第2章
「走吧。」李浔快速把紙袋遞給她,嘆了一口氣,拿了車鑰匙,就要走。
姜柔「?」
「那個……其實……」姜柔感覺這情況有些棘手,皺著眉頭給他解釋。
他絲毫沒有聽的意思。
雙手插袋就要走。
正在這時,梁丞的聲音傳來--
「你再等我 2 分鍾!馬上就好。」
!!!
完蛋!
姜柔抬頭看了一眼梁丞的方向,簡直頭皮發麻。
因為此刻,雙手插袋的李浔也頓住了身子,一臉疑惑盯著她。
他後來一想,應該是老師想跟他一起出去,雖然有些納悶,但他還是回頭準備再告訴老師一次,自己不跟他走了。
可是,他還未開口,有人開口了。
「好。」姜柔的聲音不大不小,很顯然不是對他說,而是--回應身後的那個人。
李浔不可置信的看了老師一眼,又看了姜柔一眼,明顯有些吃驚。
但更讓他吃驚的是,姜柔還補了句,「沒關系,你慢慢來。」
李浔愣在原地。
她不是來找自己的?
「好了。」梁丞脫了白大褂,幾步跨過來,站到姜柔身邊,「不好意思,久等了。」
他一臉歉意。
早知道不讓她來找自己,自己忙完去找她,讓她等這麼久。
說完,他發現面前的兩個人有些不太對勁,氣氛有些尷尬。
差點忘了,兩人因為治牙應該是認識的,還以為李浔在跟姜柔說牙齒治療的事。
低頭一看,
姜柔手裡多了一個紙袋,就問,「李醫生給你的什麼?」
李浔!!!
他盯著那個紙袋一言不發。
臉色有些難看。
「不知道。」姜柔試圖緩解尷尬,幹脆伸手將盒子拿出來。
三個人的目光都聚焦在盒子上。
李浔臉色越來越黑。
眼看盒子就要被打開,他一抬手,把紙袋連同盒子一把奪過去。
他神色有些不自然,「沒什麼東西。」末了發現姜柔和梁醫生都吃驚地看著他有些令人費解的舉動,他隻好補充一句。
「牙齒保護的資料,下次再給你。
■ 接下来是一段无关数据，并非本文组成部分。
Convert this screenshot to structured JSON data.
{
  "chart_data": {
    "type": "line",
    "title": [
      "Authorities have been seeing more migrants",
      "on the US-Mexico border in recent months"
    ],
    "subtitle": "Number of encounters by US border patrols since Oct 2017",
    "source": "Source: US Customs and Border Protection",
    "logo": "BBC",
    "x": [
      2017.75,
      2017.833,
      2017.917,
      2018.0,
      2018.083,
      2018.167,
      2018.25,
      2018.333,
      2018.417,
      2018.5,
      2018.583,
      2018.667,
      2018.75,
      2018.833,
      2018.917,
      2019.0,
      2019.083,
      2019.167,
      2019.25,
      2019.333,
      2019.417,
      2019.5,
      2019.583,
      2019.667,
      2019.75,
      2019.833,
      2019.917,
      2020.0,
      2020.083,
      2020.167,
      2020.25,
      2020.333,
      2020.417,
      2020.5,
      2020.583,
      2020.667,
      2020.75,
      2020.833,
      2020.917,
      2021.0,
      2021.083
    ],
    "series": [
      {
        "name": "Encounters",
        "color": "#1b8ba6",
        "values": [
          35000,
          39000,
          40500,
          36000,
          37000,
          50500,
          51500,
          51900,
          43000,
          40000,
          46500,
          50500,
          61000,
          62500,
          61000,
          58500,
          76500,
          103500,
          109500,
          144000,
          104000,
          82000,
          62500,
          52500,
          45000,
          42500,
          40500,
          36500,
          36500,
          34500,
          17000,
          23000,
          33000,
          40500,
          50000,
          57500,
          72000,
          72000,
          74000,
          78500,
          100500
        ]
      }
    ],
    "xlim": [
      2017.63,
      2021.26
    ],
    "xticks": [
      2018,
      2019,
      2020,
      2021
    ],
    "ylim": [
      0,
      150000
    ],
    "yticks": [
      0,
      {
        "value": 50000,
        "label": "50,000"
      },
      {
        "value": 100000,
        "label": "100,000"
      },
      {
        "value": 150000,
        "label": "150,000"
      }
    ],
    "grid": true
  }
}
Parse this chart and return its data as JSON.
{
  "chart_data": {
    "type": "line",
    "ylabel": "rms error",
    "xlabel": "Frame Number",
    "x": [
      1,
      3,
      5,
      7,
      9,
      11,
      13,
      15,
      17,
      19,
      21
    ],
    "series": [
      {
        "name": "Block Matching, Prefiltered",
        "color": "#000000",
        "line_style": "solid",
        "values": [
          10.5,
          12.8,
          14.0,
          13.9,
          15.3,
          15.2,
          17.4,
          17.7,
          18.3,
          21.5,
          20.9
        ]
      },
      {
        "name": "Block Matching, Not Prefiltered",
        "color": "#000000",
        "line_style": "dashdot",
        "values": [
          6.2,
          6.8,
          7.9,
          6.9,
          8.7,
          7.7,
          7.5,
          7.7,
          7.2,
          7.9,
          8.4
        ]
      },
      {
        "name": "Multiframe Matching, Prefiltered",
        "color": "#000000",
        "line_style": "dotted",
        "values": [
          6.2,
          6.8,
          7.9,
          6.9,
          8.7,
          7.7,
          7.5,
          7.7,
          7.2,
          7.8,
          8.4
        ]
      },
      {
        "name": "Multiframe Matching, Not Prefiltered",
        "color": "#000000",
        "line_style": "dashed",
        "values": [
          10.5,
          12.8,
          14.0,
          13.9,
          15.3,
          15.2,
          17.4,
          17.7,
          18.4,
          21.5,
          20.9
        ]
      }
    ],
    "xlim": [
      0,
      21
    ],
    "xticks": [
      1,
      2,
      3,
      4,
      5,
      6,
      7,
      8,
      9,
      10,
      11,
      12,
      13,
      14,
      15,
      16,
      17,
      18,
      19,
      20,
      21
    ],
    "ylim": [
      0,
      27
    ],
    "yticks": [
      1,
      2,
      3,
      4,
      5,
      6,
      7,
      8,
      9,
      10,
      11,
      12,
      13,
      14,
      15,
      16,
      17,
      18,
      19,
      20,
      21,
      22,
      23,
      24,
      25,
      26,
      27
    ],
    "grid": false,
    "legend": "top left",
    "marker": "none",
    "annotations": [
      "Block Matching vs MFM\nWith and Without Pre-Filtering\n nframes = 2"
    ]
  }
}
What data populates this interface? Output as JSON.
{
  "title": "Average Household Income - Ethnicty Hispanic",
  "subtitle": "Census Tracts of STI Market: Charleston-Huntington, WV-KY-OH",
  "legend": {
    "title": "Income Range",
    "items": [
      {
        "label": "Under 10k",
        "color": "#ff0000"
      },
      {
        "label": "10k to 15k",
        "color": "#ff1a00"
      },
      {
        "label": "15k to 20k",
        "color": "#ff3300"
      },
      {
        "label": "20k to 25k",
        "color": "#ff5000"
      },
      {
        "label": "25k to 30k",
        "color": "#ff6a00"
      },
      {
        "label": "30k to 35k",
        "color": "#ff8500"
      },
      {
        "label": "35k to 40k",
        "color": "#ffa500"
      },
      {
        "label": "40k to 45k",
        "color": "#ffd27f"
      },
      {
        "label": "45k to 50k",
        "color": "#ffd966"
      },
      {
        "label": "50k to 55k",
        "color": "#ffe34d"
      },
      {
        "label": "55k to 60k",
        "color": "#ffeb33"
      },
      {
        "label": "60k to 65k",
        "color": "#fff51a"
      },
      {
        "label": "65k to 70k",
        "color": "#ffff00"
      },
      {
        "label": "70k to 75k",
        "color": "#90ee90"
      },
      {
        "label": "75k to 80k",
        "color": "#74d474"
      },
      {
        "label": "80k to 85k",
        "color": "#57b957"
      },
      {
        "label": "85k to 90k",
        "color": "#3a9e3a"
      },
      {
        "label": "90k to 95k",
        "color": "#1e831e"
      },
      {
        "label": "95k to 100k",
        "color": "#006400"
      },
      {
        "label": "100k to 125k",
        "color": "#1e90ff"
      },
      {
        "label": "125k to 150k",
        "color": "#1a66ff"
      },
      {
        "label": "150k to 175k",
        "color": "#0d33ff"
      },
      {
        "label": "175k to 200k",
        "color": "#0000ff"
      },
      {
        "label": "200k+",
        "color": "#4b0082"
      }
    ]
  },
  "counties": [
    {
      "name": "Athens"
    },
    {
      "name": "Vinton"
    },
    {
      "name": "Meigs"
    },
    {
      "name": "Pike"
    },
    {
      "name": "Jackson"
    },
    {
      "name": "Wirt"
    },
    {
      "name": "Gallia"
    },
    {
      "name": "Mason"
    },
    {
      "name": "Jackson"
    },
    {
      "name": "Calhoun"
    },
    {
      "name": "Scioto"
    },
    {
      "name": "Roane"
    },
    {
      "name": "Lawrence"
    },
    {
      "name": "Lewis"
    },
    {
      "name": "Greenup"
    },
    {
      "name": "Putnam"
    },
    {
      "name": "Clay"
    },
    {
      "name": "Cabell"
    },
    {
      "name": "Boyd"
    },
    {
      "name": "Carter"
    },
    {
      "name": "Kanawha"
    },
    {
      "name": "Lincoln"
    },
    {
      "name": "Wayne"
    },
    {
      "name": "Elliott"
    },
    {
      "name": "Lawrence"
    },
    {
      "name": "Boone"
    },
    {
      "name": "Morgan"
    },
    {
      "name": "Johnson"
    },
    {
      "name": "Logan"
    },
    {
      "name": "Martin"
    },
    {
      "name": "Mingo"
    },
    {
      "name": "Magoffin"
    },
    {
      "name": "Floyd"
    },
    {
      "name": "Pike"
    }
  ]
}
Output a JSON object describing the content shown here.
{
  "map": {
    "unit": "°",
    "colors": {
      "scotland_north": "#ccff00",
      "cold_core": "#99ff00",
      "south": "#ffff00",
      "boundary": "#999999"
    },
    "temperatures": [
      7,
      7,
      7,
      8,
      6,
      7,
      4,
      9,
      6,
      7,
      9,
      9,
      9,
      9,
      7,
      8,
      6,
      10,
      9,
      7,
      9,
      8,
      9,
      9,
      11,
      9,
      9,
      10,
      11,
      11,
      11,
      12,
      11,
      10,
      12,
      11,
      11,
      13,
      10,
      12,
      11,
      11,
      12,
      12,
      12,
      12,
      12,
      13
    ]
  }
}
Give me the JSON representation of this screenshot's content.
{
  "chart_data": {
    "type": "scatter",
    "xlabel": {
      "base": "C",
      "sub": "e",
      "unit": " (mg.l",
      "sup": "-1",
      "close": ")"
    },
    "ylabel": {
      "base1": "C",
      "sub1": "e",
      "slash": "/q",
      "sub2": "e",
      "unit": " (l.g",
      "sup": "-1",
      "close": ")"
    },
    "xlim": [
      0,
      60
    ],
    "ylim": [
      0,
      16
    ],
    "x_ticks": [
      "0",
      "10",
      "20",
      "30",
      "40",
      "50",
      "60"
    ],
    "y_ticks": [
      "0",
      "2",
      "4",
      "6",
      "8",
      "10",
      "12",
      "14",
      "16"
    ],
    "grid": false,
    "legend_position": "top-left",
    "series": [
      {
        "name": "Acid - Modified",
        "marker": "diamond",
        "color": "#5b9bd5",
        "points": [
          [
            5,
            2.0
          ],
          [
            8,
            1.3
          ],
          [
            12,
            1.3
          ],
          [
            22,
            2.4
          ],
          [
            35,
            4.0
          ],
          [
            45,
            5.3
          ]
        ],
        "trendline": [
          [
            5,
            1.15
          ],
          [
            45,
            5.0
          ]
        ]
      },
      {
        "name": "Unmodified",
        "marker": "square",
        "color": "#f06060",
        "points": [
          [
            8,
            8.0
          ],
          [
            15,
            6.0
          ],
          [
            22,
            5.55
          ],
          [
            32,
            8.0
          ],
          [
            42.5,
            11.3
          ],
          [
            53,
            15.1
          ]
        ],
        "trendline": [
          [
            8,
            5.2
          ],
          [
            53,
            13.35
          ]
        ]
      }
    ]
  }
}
」
啥玩意?
牙齒保護?
她什麼時候向他要這個資料了,她要來幹嗎呀?
姜柔簡直覺得今天的李浔,多少有點毛病。
「這樣……,
對了忘了給你介紹了,這是姜柔就是我上次跟你提過的家裡人安排的相親的那個姑娘。」梁丞看了李浔一眼,又對著姜柔說,「這是李浔,你們應該見過面了,是我的學生。」
相親對象?
李浔心裡如同被一塊巨石砸了一下。
「哦?」他壓抑住內心的洶湧澎湃,挑了挑眉,看了姜柔一眼。
他就這麼看著她,無聲無息,毫不避諱,眼神深不見底。
姜柔第一次,被他看到有些窒息,最後不得不躲了他的目光。
很好!
她現在怕是跳進黃河也洗不清自己在他心中的水性楊花的形象了。
頭疼。
「不過,我們現在還隻是朋友,下次有機會再一起吃飯,正式給大家介紹」梁丞靠的姜柔有些近,又對李浔說,「你剛才不是說你有事,怎麼還沒走?
」
他剛才做得這麼快,挺著急的樣子,現在也麼不慌了?
李浔捏著紙袋的手緊了緊,臉上肉眼可見的有了情緒。
「現在沒事了。」他冷漠的聲線可以算得上沒有禮貌,說完,冷漠的轉身,又回到自己的位置上,彎下腰,將抽屜打開,將紙袋一把塞了進去。
然後,拿出病歷本,埋頭寫病歷。
?
梁丞也有些不明白這個李浔怎麼突然有了情緒。
又怕姜柔感到尷尬,便笑著說,「我們去那邊吧,我整理一下就走,你想吃什麼?我來定。」
姜柔「……」
她絲毫沒有聽進去梁丞的話,隻是身子跟著他朝另一邊移動,目光卻是一直盯著埋頭寫病歷的李浔。
她雖然看不清他的表情,但她能感受到他身上的低氣壓。
他生氣了。
非常生氣。
可是,他為什麼生氣?
她想不明白,明明自己沒惹他,最多就是讓他誤會自己是來找他的,她也想過解釋啊,他自己不給機會。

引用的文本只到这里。